By using the formula Sum of first n terms for Arithmetic progress
S=(n/2)[2a+(n-1)d] where “a” is the first number in the series and “d” is the common difference.
a, a+d , a+2d, a+3d….. in similar way
For series 1: 1,(1 +4) + (1+2(4)) + ….
5–1=9–5 (b-a=c-b) so the common difference d is “4” and a is 1
The sum of first 20 terms of this series is
Sum1 = (n/2)[2a+(n-1)d]
=(20/2)[2(1) + (20–1)4]
=10[2+(19)4]
=10[78]
=780
so for Series 1 the sum of first 20 terms is 780
For Series 2: -3,-7 if we assume that the series is -3,-7,-11…
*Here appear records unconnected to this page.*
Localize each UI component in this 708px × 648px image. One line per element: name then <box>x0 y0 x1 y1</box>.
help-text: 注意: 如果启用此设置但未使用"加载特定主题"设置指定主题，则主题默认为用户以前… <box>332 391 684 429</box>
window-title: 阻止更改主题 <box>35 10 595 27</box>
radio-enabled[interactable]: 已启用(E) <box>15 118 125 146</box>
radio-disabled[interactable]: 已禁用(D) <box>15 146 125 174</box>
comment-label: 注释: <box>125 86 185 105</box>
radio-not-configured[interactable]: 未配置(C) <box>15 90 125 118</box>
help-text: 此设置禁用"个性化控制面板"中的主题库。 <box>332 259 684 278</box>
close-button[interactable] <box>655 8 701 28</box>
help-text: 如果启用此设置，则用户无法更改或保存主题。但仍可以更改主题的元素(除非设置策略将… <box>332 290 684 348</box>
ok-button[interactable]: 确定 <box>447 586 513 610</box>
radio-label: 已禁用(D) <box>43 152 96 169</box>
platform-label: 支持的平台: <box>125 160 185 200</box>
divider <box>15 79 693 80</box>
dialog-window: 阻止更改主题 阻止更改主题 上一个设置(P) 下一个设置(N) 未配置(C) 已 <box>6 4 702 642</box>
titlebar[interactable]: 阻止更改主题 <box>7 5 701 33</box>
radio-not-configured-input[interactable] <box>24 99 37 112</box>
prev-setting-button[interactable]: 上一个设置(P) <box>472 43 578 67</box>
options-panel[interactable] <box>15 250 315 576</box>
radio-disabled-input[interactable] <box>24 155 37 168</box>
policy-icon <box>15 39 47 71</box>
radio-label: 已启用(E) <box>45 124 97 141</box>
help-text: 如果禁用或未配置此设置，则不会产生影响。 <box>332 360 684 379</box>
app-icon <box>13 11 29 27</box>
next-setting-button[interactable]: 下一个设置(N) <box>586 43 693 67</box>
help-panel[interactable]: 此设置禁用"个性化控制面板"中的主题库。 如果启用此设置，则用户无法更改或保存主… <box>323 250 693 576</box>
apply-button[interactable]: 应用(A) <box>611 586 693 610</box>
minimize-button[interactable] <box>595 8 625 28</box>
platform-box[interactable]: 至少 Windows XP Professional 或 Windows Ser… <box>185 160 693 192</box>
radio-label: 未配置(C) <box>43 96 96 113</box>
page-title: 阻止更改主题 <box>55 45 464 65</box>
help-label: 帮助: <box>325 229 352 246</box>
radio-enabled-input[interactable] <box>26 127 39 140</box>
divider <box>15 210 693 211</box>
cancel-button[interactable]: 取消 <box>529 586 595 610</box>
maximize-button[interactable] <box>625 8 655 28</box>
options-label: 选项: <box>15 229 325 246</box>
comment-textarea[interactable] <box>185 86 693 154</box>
the a=-3 and the common difference “d” is b-a=c-b i.e. (-7) -(-3) = (-11) - (-7)
-7 +3 = -11+7 = -4
so the series is -3 , -3+(-4), -3 +2(-4),….
Sum2 = (n/2)[2a+(n-1)d]
= (20/2)[2(-3)+(20–1)(-4)]
= 10[-6–76] = 10[-82]
=-820
adding the Sum1 and Sum2 would give us the result “-40” and this is assuming that both the series go up to 20 terms.